使用 SemaphoreSlim 进行分批执行
Using SemaphoreSlim for divide execution for batches
我正在从零开始学习异步编程,需要解决一个问题。我正在开发的应用程序必须按 ID 循环下载数据(大约 800 次循环)。每个 Loop pass 从数据库中获取 10 到 500 行,并生成一个包含行的 txt 文件。我想异步执行此操作。当然不想同时生成 800 个报告(800 sql 查询)但想将其分成几批。我使用 SemaphoreSlim
:
public async void Generate(DateTime BusinessDate)
{
var throttler = new SemaphoreSlim(5);
var allTasks = new List<Task>();
foreach (var id in idsToGenerate)
{
await throttler.WaitAsync();
allTasks.Add(Task.Run(async () =>
{
GenerateReportForIdAsync(id, BusinessDate);
}));
throttler.Release();
}
await Task.WhenAll(allTasks);
}
private Task GenerateReportForIdAsync(Id id, DateTime day)
{
return Task.Run(() => GenerateReportForOid(id, day));
}
private void GenerateReportForId(Id id, DateTime day)
{
LogInformation(); // shortcut
GetDataFromDB(); // shortcut
CreateReportFromRecordFromDB(); // shortcut
UpdateInformationInDBThatReportHasBeenGenerated(); // shortcut
}
此代码有效,因此已生成报告,但对于最后 1-10 份报告(取决于执行),方法 UpdateInformationInDBThatReportHasBeenGenerated()

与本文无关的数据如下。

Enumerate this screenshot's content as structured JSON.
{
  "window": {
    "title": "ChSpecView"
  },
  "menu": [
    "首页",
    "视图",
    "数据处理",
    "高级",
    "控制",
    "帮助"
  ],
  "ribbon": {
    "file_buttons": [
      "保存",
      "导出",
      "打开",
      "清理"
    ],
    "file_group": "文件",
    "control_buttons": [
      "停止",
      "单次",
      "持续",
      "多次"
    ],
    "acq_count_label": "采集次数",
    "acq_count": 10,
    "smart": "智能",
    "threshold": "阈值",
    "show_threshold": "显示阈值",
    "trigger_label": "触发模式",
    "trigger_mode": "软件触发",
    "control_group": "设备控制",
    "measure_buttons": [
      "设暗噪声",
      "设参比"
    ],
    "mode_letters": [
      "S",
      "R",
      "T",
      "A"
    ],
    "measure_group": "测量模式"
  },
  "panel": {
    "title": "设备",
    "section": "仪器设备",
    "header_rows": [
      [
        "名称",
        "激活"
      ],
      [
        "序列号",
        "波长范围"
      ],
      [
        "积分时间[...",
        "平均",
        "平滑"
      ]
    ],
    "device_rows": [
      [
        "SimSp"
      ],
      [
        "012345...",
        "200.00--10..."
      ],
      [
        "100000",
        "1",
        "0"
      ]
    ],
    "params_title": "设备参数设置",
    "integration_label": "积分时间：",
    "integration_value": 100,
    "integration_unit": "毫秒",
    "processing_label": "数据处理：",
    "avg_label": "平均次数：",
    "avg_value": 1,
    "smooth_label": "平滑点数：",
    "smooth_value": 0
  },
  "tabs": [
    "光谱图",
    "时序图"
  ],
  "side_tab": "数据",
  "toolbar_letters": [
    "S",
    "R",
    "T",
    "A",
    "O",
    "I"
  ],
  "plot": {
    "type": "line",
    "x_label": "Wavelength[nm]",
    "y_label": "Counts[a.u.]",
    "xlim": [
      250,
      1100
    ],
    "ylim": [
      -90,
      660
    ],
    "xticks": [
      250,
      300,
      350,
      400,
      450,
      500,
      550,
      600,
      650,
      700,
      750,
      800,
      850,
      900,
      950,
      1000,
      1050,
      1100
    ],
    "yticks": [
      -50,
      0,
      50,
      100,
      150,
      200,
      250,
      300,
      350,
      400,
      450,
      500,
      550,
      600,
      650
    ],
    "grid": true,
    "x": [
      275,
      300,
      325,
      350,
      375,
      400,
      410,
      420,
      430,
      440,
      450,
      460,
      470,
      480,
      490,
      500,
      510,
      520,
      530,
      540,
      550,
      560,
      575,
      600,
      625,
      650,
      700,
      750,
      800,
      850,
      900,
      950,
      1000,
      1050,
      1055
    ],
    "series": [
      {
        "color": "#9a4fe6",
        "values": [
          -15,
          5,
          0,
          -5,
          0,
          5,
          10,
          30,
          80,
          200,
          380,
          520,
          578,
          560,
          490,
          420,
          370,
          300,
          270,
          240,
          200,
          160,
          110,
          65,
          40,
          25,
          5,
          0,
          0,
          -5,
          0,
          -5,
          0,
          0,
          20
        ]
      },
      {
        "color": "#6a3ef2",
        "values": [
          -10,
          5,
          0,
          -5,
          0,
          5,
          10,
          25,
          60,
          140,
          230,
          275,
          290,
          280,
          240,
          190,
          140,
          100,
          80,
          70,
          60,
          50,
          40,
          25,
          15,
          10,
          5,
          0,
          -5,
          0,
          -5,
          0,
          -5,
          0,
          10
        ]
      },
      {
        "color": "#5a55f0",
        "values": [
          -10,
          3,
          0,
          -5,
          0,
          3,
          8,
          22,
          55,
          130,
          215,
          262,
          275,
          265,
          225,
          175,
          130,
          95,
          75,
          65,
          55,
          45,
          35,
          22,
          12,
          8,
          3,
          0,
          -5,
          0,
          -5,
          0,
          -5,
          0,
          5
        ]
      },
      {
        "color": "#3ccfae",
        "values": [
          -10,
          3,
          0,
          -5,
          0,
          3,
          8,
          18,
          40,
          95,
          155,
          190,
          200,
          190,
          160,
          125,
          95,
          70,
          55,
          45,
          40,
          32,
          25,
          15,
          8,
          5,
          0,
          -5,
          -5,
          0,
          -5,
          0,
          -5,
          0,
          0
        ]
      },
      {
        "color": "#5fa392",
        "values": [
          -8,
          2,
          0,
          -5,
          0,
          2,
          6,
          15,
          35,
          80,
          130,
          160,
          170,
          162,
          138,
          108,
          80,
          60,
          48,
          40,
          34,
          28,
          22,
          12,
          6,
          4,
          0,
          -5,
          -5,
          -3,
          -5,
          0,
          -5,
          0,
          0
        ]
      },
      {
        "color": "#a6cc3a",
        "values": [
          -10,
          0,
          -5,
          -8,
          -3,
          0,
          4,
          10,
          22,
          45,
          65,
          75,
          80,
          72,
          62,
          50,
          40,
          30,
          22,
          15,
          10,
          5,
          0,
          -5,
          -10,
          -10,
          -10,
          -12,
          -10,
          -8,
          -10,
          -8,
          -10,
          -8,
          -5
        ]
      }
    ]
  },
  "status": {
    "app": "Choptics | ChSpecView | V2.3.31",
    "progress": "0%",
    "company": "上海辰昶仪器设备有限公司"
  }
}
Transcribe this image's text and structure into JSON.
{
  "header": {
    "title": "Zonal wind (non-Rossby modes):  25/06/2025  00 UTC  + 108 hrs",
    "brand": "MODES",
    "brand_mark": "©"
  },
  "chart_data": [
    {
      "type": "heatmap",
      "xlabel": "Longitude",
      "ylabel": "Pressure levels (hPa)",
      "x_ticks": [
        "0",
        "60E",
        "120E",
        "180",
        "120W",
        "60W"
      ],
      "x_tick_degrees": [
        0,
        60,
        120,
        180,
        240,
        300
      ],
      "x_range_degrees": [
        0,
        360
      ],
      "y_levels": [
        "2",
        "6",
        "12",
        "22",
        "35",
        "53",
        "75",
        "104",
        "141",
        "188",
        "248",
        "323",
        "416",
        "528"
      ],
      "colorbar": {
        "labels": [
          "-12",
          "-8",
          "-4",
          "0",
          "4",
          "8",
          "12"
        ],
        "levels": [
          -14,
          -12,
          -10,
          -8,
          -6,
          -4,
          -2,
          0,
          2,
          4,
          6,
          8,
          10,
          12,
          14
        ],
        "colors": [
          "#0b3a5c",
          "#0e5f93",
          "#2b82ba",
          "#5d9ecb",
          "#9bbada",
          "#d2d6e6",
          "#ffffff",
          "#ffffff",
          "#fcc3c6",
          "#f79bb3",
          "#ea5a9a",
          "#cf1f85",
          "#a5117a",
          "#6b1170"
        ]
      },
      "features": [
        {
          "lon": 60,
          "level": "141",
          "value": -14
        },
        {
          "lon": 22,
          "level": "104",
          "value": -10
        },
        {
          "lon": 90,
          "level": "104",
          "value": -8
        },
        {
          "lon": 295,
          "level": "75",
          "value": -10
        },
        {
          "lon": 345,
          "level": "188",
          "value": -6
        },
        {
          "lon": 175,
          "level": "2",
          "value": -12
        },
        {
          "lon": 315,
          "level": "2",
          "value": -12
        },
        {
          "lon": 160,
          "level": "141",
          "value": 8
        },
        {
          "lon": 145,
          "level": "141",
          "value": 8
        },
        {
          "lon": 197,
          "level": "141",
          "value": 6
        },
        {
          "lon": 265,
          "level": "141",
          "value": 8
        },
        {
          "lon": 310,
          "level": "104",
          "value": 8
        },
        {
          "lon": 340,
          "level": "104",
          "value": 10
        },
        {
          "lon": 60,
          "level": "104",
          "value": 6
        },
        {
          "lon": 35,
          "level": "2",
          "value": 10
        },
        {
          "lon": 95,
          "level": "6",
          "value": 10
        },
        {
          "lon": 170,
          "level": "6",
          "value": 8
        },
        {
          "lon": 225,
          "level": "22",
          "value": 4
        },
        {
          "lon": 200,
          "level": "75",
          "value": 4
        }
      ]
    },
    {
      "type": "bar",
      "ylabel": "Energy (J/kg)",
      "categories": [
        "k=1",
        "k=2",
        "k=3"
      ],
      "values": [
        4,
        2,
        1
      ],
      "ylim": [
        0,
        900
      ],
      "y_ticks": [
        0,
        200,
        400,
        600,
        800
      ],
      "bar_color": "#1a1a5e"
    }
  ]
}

似乎尚未 运行。所以看起来应用程序在执行某些记录的 UpdateInformationInDBThatReportHasBeenGenerated()
之前完成。
你知道为什么吗?
更新
这是有效的:
public void Generate(DateTime BusinessDate)
{
var taskAsync = GenerateAsync(BusinessDate);
Task.WaitAll(taskAsync);
}
private async Task GenerateAsync(DateTime BusinessDate)
{
var ab = new ActionBlock<(Id id, DateTime businessDate)>(
GenerateReportForId,
new ExecutionDataflowBlockOptions
{
MaxDegreeOfParallelism = 5,
}
);
foreach (var id in idsToGenerate)
{
ab.Post((id, BusinessDate));
}
ab.Complete();
await ab.Completion;
}
private void GenerateReportForId((Id id, DateTime day) arg)
{
LogInformation(); // shortcut
GetDataFromDB(); // shortcut
CreateReportFromRecordFromDB(); // shortcut
UpdateInformationInDBThatReportHasBeenGenerated(); // shortcut
}
您可以使用 ActionBlock<TInput> Class from Dataflow (Task Parallel Library) 轻松做到这一点:
public async Task Generate(DateTime BusinessDate)
{
var ab = new ActionBlock<(Id id, DateTime businessDate)>(
GenerateReportForId,
new ExecutionDataflowBlockOptions
{
MaxDegreeOfParallelism = 5,
}
);
foreach (var id in idsToGenerate)
{
ab.Post((id, BusinessDate));
}
ab.Complete();
await ab.Completion;
}
private void GenerateReportForId((Id id, DateTime day) arg)
{
LogInformation(); // shortcut
GetDataFromDB(); // shortcut
CreateReportFromRecordFromDB(); // shortcut
UpdateInformationInDBThatReportHasBeenGenerated(); // shortcut
}
我正在从零开始学习异步编程,需要解决一个问题。我正在开发的应用程序必须按 ID 循环下载数据(大约 800 次循环)。每个 Loop pass 从数据库中获取 10 到 500 行,并生成一个包含行的 txt 文件。我想异步执行此操作。当然不想同时生成 800 个报告(800 sql 查询)但想将其分成几批。我使用 SemaphoreSlim
:
public async void Generate(DateTime BusinessDate)
{
var throttler = new SemaphoreSlim(5);
var allTasks = new List<Task>();
foreach (var id in idsToGenerate)
{
await throttler.WaitAsync();
allTasks.Add(Task.Run(async () =>
{
GenerateReportForIdAsync(id, BusinessDate);
}));
throttler.Release();
}
await Task.WhenAll(allTasks);
}
private Task GenerateReportForIdAsync(Id id, DateTime day)
{
return Task.Run(() => GenerateReportForOid(id, day));
}
private void GenerateReportForId(Id id, DateTime day)
{
LogInformation(); // shortcut
GetDataFromDB(); // shortcut
CreateReportFromRecordFromDB(); // shortcut
UpdateInformationInDBThatReportHasBeenGenerated(); // shortcut
}
此代码有效,因此已生成报告,但对于最后 1-10 份报告(取决于执行),方法 UpdateInformationInDBThatReportHasBeenGenerated()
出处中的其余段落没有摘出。